VISTOS los anteriores preceptos y los demás de general aplicación,

Fallo

Con desestimación del recurso de suplicación interpuesto por D. Juan Luis y D. Silvio contra la sentencia dictada el 24 de septiembre de 2008 por el Juzgado de lo Social nº 1 de Badajoz , en autos seguidos a instancia de los recurrentes frente a FOMENTO DE CONSTRUCCIONES Y CONTRATAS SA, confirmamos la sentencia recurrida.

Incorpórese el original de esta sentencia, por su orden, al Libro de Sentencias de esta Sala.

Expídanse certificaciones de esta sentencia para su unión a la pieza separada o rollo de suplicación, que se archivará en este Tribunal, y a los autos principales

Notifíquese la presente sentencia a las partes y a la Fiscalía de este Tribunal Superior de Justicia.

Hágaseles saber a los antedichos, sirviendo para ello esta misma orden, que contra la presente sentencia pueden, si a su derecho conviene, interponer recurso de casación para la unificación de la doctrina, previsto en los artículos 216 y siguientes de la Ley de Procedimiento Laboral , que ha de prepararse mediante escrito presentado ante esta Sala de lo Social dentro del improrrogable plazo de los diez días hábiles inmediatos siguientes a la fecha de notificación de esta sentencia de acuerdo con los establecido, más en concreto, en los artículos 219, 227 y 228 de la citada Ley . Asimismo se hace expresa advertencia a todo posible recurrente en casación para unificación de esta sentencia que no goce de la condición de trabajador o de causahabiente suyo o de beneficiario del Régimen Público de la Seguridad Social o del beneficio reconocido de justicia gratuita, y por lo que respecta a los dos últimos preceptos dichos (227 y 228 ), que el depósito de los 300 euros deberá ser efectuado ante la Sala Cuarta o de lo Social del Tribunal Supremo al tiempo de personarse ante ella y en su cuenta número 2410, abierta en el Banco Español de Crédito S.A. Oficina 1006, sucursal de la calle Barquillo nº 49, 28.004 Madrid, mientras que la consignación en metálico del importe de la condena eventualmente impuesta deberá acreditarse, cuando así proceda, por el recurrente que no goce del señalado beneficio de justicia gratuita ante esta Sala de lo Social al tiempo de preparar el recurso de casación para unificación citado, para lo cual deberá presentar en el tiempo dicho resguardo acreditativo de hacer efectuado la indicada consignación en la cuenta corriente "Código de cuenta del Juzgado 1131-TRIB. SUP. JUST. SALA SOCIAL CACERES, Código Entidad: 0030, Código Oficina: 5036, Banco: BANCO ESPAÑOL DE CRÉDITO S.A., Nombre: CACERES O.P., Dirección: AV. ESPAÑA, 27, C.P. 10001 CACERES", bajo la clave 66 y CUENTA EXPEDIENTE del Rollo de referencia, pudiéndose, en su caso, sustituir dicha consignación en metálico por el aseguramiento de dicha condena mediante el correspondiente aval bancario en el que, expresa y necesariamente, habrá de hacerse constar la responsabilidad solidaria de la entidad bancaria avalista, documento escrito de aval que deberá ser ratificado por persona con poder bastante para ello de la entidad bancaria avalista.

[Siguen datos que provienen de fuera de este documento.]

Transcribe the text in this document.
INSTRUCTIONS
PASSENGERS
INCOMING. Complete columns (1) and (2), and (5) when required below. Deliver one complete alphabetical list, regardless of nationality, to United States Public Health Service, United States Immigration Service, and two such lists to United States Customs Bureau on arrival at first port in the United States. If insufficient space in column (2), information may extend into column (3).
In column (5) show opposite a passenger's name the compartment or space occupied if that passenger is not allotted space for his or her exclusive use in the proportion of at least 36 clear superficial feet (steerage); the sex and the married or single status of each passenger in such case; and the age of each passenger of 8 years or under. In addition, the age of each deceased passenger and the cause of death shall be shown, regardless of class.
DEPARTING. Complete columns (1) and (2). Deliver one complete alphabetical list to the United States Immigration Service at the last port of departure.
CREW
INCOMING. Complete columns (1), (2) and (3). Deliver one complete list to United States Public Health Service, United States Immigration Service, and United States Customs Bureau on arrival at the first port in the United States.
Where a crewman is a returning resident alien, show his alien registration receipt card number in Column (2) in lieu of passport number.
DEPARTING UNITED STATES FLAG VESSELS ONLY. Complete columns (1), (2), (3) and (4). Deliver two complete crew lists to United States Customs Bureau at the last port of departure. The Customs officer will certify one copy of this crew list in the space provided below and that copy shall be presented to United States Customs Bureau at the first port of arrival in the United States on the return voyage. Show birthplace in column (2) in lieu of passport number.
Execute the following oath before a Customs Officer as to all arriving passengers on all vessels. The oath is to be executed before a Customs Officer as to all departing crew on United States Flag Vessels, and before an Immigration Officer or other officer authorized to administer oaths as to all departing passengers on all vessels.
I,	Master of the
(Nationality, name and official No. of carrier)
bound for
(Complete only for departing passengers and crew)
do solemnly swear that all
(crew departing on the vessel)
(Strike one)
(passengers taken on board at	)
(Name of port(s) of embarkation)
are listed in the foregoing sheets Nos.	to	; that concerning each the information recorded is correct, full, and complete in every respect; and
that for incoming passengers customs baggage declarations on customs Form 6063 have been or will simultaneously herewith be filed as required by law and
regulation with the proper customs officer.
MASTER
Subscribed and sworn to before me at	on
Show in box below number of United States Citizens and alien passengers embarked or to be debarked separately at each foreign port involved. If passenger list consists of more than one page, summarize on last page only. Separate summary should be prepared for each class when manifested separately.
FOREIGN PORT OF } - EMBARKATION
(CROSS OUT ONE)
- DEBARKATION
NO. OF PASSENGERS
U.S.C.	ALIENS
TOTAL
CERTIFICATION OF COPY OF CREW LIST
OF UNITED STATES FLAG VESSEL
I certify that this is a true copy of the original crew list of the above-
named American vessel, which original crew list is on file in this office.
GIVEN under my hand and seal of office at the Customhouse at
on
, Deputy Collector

Una vez adquiera firmeza la presente sentencia, devuélvanse los autos originales, para su debida ejecución, al Juzgado de lo Social de su procedencia, dejando de ello debida nota en los Libros de esta Sala.

Así, por esta nuestra sentencia, lo pronunciamos, mandamos y firmamos.

PUBLICACIÓN

Publicada y leída fue la anterior sentencia en el día de su fecha por el/la Ilmo/a. Sr/a. Magistrado Ponente en la Sala de Audiencias de este Tribunal. Doy fe.